Electronic Thesis and Dissertation Repository

Thesis Format

Integrated Article

Degree

Master of Science

Program

Surgery

Supervisor

Del Balso, Christopher

2nd Supervisor

Lawendy, Abdel-Rahman

Co-Supervisor

Abstract

Transsyndesmotic ankle injuries lead to high rates of post-traumatic arthritis, despite appropriate methods of fixation. Current treatment involves syndesmotic screws or suture button fixation. Deltoid ligament repair has been considered an additional treatment option. The purpose of this study was to understand the role of the deltoid ligament in the context of syndesmotic instability, and the effect of deltoid ligament repair on ankle and syndesmotic biomechanics in a cadaveric model. Deltoid ligament repair in isolation was additionally compared to current fixation methods.

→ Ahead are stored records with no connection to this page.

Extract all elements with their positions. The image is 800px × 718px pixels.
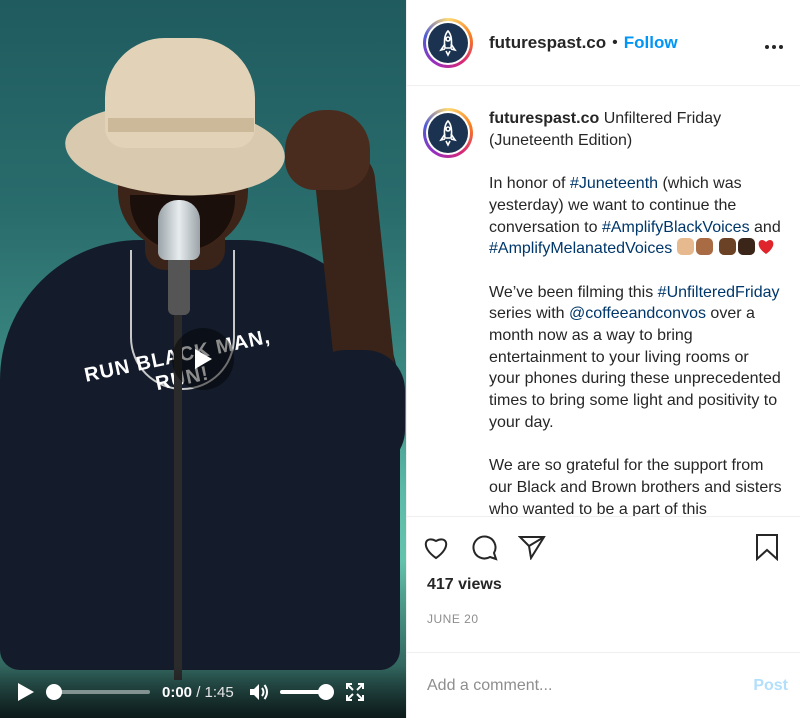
video-player[interactable]: RUN BLACK MAN, RUN! 0:00 / 1:45 (0, 0, 406, 718)
progress-handle[interactable] (46, 684, 62, 700)
caption-text-segment: series with (489, 305, 570, 323)
header-separator: • (612, 33, 618, 51)
hashtag-link[interactable]: #UnfilteredFriday (658, 284, 780, 301)
share-button[interactable] (517, 532, 547, 562)
caption-text-segment: over a month now as a way to bring enter… (489, 305, 781, 431)
volume-slider[interactable] (279, 684, 334, 700)
comment-icon (472, 535, 498, 561)
like-button[interactable] (421, 532, 451, 562)
current-time: 0:00 (162, 683, 193, 701)
post-date[interactable]: JUNE 20 (407, 612, 800, 632)
rocket-logo-icon (439, 119, 457, 147)
caption-text: futurespast.co Unfiltered Friday (Junete… (489, 108, 784, 516)
avatar[interactable] (423, 17, 473, 68)
post-header: futurespast.co • Follow (407, 0, 800, 86)
volume-icon (249, 684, 268, 700)
fullscreen-icon (345, 683, 364, 701)
mention-link[interactable]: @coffeeandconvos (569, 305, 706, 322)
header-username[interactable]: futurespast.co (489, 33, 606, 53)
hashtag-link[interactable]: #AmplifyBlackVoices (602, 219, 750, 236)
follow-button[interactable]: Follow (624, 33, 678, 53)
time-display: 0:00 / 1:45 (162, 684, 234, 701)
comment-button[interactable] (469, 532, 499, 562)
raised-fist-emoji-darkest (738, 238, 756, 256)
view-count[interactable]: 417 views (407, 576, 800, 600)
time-separator: / (192, 683, 205, 701)
fullscreen-button[interactable] (344, 681, 366, 703)
video-controls: 0:00 / 1:45 (0, 666, 406, 718)
play-icon (18, 683, 34, 701)
raised-fist-emoji-light (676, 238, 694, 256)
caption-avatar[interactable] (423, 108, 473, 158)
mic-stand (174, 260, 182, 680)
post-panel: futurespast.co • Follow futurespast.co U… (406, 0, 800, 718)
progress-bar[interactable] (46, 684, 150, 700)
action-bar (407, 516, 800, 576)
comment-box: Post (407, 652, 800, 718)
caption-text-segment: We’ve been filming this (489, 283, 658, 301)
hashtag-link[interactable]: #Juneteenth (570, 175, 658, 192)
post-comment-button[interactable]: Post (753, 677, 788, 695)
play-icon (195, 349, 212, 369)
rocket-logo-icon (439, 29, 457, 57)
caption-area[interactable]: futurespast.co Unfiltered Friday (Junete… (407, 86, 800, 516)
more-options-button[interactable] (764, 30, 784, 56)
share-icon (518, 535, 546, 560)
heart-icon (424, 538, 448, 559)
bookmark-icon (756, 533, 778, 561)
comment-input[interactable] (427, 676, 754, 695)
raised-fist-emoji-medium (695, 238, 713, 256)
more-icon (765, 44, 783, 49)
play-button[interactable] (14, 680, 38, 704)
caption-paragraph: We are so grateful for the support from … (489, 457, 782, 516)
center-play-button[interactable] (172, 328, 234, 390)
volume-handle[interactable] (317, 684, 334, 700)
microphone (158, 200, 200, 260)
raised-fist-emoji-dark (719, 238, 737, 256)
caption-text-segment: In honor of (489, 175, 570, 193)
hashtag-link[interactable]: #AmplifyMelanatedVoices (489, 240, 672, 257)
raised-arm (285, 110, 405, 470)
red-heart-emoji (758, 240, 774, 255)
caption-username[interactable]: futurespast.co (489, 110, 599, 127)
volume-button[interactable] (248, 681, 270, 703)
caption-text-segment: and (749, 218, 781, 236)
instagram-post: RUN BLACK MAN, RUN! 0:00 / 1:45 (0, 0, 800, 718)
duration: 1:45 (204, 683, 234, 701)
save-button[interactable] (752, 532, 782, 562)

The deltoid ligament serves as an indirect stabilizer of the syndesmosis in flexion and rotation. Sectioning the deltoid ligament destabilizes the tibiotalar joint, leading to increased ankle motion and decreased stiffness. Deltoid ligament repair reduces rotational tibiotalar motion and is equivalent to screw fixation. Combined deltoid ligament repair and syndesmotic screw fixation is the most biomechanically stable construct. The clinical implications of deltoid ligament repair require further study.

Summary for Lay Audience

Transsyndesmotic ankle injuries are an injury pattern which often leads to posttraumatic, arthritis despite using appropriate repair methods such as syndesmotic screws or suture button fixation. An increased number of orthopaedic surgeons are considering repairing the deltoid ligament, a main stabilizer of the ankle joint. The purpose of this thesis was to understand the contribution of the deltoid ligament in these types of injuries and how its repair compares to traditional fixation options. A systematic review of the current literature, and a cadaveric biomechanical analysis were used to explore the role of the deltoid ligament and its repair in transsyndesmotic injuries. The deltoid ligament was found to be an indirect stabilizer of the syndesmosis in flexion and rotation of the ankle. Sectioning the deltoid ligament destabilizes the tibiotalar joint, leading to more ankle motion and decreased stiffness. Deltoid ligament repair provides similar biomechanical stability when compared to syndesmotic screw fixation. Combined deltoid ligament repair and syndesmotic screw fixation is the most biomechanically stable construct.